A avenida Brigadeiro Faria Lima é o centro financeiro mais importante da cidade de São Paulo e recentemente foi foco de uma investigação contra a lavagem de dinheiro do Primeiro Comando da Capital (PCC). O que passa despercebido para a maioria é que essa avenida leva o nome de um ex-prefeito da capital paulista.
José Vicente de Faria Lima nasceu no Rio de Janeiro, em 1909, e morreu em 1969, aos 59 anos. O corpo do brigadeiro está sepultado no Cemitério Campo Grande, na zona sul da cidade.
“Para quem imaginava que Faria Lima era apenas uma avenida importante ligada ao mercado financeiro e seus ‘farialimers’, saiba que Zé Vicente Faria Lima descansa na zona sul de São Paulo”, destacou Thiago de Souza, criador do projeto O Que Te Assombra, que percorre cemitérios pelo Brasil em busca de boas histórias.
Trajetória até a prefeitura
José Vicente de Faria Lima nasceu no Rio de Janeiro em 1909, onde iniciou sua carreira na Aeronáutica, até atingir a patente de brigadeiro. Formou-se em Engenharia Aeronáutica em Paris, na França.
Em 1932, participou do combate contra os paulistas que aderiram à Revolução Constitucionalista.

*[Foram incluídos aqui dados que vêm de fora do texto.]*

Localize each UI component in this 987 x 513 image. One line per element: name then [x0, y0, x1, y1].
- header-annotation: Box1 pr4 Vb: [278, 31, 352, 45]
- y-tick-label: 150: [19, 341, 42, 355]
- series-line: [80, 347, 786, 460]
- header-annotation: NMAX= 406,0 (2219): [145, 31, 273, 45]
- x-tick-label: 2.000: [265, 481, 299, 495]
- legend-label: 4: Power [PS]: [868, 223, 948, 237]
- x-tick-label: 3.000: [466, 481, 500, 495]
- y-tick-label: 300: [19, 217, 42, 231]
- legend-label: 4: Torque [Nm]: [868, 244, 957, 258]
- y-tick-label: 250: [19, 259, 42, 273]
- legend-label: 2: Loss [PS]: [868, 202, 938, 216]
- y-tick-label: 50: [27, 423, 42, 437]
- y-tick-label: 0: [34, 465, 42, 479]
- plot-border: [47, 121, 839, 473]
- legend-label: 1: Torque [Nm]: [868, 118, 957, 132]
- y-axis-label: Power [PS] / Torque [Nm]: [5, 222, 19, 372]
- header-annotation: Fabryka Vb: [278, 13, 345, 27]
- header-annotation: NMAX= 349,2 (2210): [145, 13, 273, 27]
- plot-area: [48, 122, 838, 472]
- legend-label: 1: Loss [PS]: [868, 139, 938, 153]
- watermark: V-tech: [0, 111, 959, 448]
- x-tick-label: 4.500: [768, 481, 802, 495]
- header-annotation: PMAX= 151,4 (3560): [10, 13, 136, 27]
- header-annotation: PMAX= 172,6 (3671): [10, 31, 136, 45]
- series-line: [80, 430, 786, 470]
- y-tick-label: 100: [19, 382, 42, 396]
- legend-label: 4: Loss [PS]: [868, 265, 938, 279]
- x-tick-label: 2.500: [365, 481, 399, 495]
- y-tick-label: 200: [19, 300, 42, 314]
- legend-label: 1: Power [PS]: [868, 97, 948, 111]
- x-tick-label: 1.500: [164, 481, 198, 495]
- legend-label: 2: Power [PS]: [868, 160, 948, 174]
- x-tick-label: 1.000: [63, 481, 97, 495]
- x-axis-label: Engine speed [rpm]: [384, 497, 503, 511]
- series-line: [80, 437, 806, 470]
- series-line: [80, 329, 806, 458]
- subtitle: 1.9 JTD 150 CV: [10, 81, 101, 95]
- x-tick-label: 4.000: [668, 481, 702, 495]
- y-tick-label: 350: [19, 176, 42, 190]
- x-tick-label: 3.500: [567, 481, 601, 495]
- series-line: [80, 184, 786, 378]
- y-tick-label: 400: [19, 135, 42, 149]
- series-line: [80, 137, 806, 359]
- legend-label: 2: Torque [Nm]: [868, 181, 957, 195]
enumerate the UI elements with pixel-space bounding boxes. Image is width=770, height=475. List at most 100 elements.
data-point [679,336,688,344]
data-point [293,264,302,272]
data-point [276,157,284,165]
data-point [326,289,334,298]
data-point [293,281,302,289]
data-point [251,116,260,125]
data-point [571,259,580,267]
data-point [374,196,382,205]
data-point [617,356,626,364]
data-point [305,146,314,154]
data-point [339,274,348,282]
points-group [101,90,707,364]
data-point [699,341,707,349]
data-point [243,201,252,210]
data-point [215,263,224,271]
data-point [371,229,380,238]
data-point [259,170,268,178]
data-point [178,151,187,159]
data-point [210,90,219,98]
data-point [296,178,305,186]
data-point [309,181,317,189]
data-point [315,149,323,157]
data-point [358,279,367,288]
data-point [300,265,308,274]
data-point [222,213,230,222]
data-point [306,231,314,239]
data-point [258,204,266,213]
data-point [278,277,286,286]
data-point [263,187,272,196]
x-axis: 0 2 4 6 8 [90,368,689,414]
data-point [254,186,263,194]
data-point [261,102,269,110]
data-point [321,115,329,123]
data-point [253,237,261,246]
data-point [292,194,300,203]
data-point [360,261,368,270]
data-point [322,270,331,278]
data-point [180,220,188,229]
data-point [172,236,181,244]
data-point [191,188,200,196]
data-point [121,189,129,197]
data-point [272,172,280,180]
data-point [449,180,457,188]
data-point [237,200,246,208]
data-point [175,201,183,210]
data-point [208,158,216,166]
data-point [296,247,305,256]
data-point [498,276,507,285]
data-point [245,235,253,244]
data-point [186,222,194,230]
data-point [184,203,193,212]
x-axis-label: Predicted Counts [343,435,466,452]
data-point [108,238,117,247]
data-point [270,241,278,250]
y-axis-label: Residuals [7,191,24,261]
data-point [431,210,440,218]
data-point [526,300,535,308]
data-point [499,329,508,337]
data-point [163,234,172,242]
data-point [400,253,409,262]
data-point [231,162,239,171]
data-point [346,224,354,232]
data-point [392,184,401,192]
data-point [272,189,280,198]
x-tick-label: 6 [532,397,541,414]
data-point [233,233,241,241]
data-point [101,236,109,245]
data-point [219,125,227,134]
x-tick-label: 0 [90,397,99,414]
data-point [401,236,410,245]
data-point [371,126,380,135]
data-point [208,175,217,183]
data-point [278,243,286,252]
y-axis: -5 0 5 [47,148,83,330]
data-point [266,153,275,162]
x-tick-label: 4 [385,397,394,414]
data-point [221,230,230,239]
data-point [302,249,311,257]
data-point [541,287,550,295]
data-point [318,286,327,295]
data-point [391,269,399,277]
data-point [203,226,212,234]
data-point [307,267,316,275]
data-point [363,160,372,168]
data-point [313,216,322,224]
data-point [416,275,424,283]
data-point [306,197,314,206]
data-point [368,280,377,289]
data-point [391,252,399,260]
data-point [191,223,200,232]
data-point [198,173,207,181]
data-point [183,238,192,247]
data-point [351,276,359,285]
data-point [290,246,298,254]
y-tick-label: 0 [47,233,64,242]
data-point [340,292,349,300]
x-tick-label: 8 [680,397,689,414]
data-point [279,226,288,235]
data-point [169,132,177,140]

Após deixar a carreira militar, Faria Lima presidiu a Viação Aérea São Paulo (Vasp) em 1955, foi secretário de Viação e Obras Públicas e, em 1961, assumiu a presidência do Banco Nacional de Desenvolvimento Econômico (BNDE).
Com o início da ditadura militar em 1964, foi eleito prefeito de São Paulo no ano seguinte.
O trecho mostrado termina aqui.